La perspective que les futures chaînes de la TNT soient accordées à de nouveaux entrants ne réjouit guère les grandes chaînes. Pour TF1 et M6, ces chaînes (au nombre de 6) ne devraient être attribuées qu’aux grands groupes audiovisuels français, car seules des “marques fortes” pourraient lutter contre les puissants acteurs de l’internet qui s’apprêtent à débarquer avec la TV connectée.
La peur du web
Réunis à l’occasion d’un “débat d’actualité” par le cabinet de conseil NPA, les grands patrons de l’audiovisuel français – Nonce Paolini (TF1), Rémy Pflimlin (France Télévisions), Bertrand Méheut (Canal+) et Nicolas de Tavernost (M6) – sont d’abord des concurrents, mais à l’évocation de l’arrivée de la TV connectée et des géants du web qui entendent investir leur pré carré, ils montrent une belle unanimité.
Pour Nonce Paolini, Google, Apple ou Netflix sont autant d’acteurs mondiaux d’"une puissance extrême". Au contraire des chaînes, qui évoluent dans un univers très réglementé en France, ceux-ci prospèrent sur internet, dans “un monde totalement dérégulé qui leur donne des moyens considérables”.
Et Rémy Pflimlin d’expliquer que le jour où la Google TV débarquera avec des centaines de chaînes, “on ne s’en sortira que si nous avons des marques fortes qui créent des offres fortes, pour que, dans le choix infini, les téléspectateurs aillent vers nos contenus”.
Concentrer l’offre audiovisuel
En 2012, le Conseil supérieur de l’audiovisuel (CSA) doit autoriser de nouvelles chaînes, six au maximum, sur la TNT gratuite. Et plusieurs groupes, qui n’ont ni la taille ni les moyens des chaînes historiques, ont déjà fait part de leur intérêt.
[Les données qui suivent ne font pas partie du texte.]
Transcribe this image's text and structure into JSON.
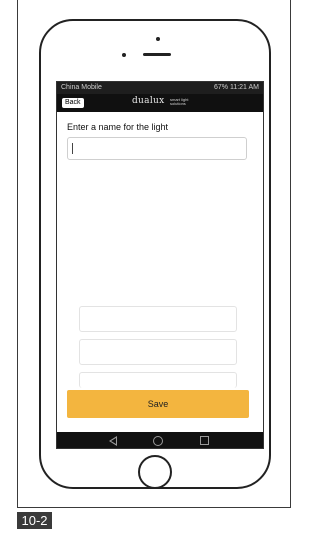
{
  "status_bar": {
    "carrier": "China Mobile",
    "indicators": "67% 11:21 AM"
  },
  "app_bar": {
    "back_label": "Back",
    "brand": "dualux",
    "tagline": "smart light solutions"
  },
  "form": {
    "prompt": "Enter a name for the light",
    "name_value": "",
    "save_label": "Save"
  },
  "nav_bar": {
    "icons": [
      "back-triangle-icon",
      "home-circle-icon",
      "recent-apps-square-icon"
    ]
  },
  "figure_label": "10-2",
  "colors": {
    "save_button": "#f3b53f",
    "status_bar": "#1e1e1e",
    "nav_bar": "#111111"
  }
}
“Il est totalement illusoire de penser que 7-8 groupes (audiovisuels) peuvent opérer en France” , a assuré Nicolas de Tavernost. “Dans tous les pays qui nous entourent, il y 2 ou 3 groupes privés et un groupe public. On va perdre un temps considérable si on continue à externaliser. Il y a besoin d’une concentration”.